The Francis papacy has been hailed as a PR breakthrough for a two-millennia-old Church whose image has been severely dinged in recent decades. Everyone from atheists to The Advocate praises the pope – for reasons that are probably sometimes quite sincere, sometimes not, and occasionally pure fantasy – so for the first time in a very long time, it's not cool to publicly bash the Catholic Church.

(Except for the Obama Administration and HHS Secretary Kathleen Sebelius, who are still at war with orthodox American Christians in general, and with the Little Sisters of the Poor in particular, over forcing the faithful to violate deeply held beliefs to adhere to Obamacare mandates. Oh, to be a fly on the wall if the proposed Obama/Francis meeting takes place.)

This week, the "Francis effect" hit scripted television. In 2012, shortly after canceling the racy Renaissance papal drama The Borgias, Showtime announced it was producing a pilot called The Vatican. Written by Paul Attanasio (HouseHomicide: Life on the StreetDonnie BrascoQuiz Show) and directed by Ridley Scott, it focused on power plays and intrigue at the contemporary Holy See, with Kyle Chandler (Friday Night Lights) playing an American cardinal.

Although the trouble-plagued pilot was reportedly declared dead last December, the issue came up again this week at the biannual Television Critics Association Press Tour in Pasadena, CA, when Showtime president David Nevins got up in front of the assembled TV reporters and answered questions on the state of the network. One of the things he discussed was The Vatican.

In the wake of the resignation of Pope Benedict XVI (who was still pope and expected to remain so for a while when the show was proposed) and the election of Pope Francis, The Vatican, he said, likely no longer reflected either the Church or the world's attitude toward it.

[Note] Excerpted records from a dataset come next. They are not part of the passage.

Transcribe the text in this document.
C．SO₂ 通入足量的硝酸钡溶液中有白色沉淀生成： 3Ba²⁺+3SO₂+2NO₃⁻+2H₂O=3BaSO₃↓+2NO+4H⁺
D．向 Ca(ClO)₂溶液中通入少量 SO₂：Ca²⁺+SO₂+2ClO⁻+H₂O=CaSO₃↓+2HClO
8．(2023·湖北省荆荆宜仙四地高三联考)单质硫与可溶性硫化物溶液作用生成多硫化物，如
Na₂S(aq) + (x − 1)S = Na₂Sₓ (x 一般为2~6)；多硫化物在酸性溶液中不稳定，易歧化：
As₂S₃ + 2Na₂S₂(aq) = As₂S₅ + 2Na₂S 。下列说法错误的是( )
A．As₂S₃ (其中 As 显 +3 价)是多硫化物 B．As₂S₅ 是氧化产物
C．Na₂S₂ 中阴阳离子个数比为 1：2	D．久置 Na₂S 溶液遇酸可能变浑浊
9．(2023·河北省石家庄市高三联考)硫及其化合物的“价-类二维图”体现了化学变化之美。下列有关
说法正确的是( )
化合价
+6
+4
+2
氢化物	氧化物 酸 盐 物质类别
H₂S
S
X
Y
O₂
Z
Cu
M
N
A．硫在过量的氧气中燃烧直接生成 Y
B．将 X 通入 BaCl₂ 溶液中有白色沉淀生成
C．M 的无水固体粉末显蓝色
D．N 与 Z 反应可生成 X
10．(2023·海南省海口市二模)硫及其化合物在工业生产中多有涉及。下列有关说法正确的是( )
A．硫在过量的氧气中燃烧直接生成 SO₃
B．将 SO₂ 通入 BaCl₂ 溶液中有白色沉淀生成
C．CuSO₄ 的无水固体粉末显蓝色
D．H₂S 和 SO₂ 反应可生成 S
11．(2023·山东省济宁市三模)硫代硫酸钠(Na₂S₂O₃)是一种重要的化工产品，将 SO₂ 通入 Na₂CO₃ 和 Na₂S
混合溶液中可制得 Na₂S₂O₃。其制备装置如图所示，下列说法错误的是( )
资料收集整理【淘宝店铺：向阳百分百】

As quoted in the Hollywood Reporter, Nevins said, "One of the fundamental issues of The Vatican is the world changed on us." He also observed that the project was "conceived in a world I think now would feel very dated. So, I'm glad we had not made 13 episodes of that."

While Catholics might continue to have to content themselves with positive portrayals on cable/satellite net EWTN, broadband nets like CatholicTV.com, or Web originals like the priest sitcom Ordinary, there may yet come a day when a faithful lay Catholic or priest is the hero of a TV show or a movie (one not dealing with possession, haunting, or Satan).

However, outspoken Catholic Mark Wahlberg is developing a new version of Michael Landon's angelic drama Highway to Heaven, so you never know.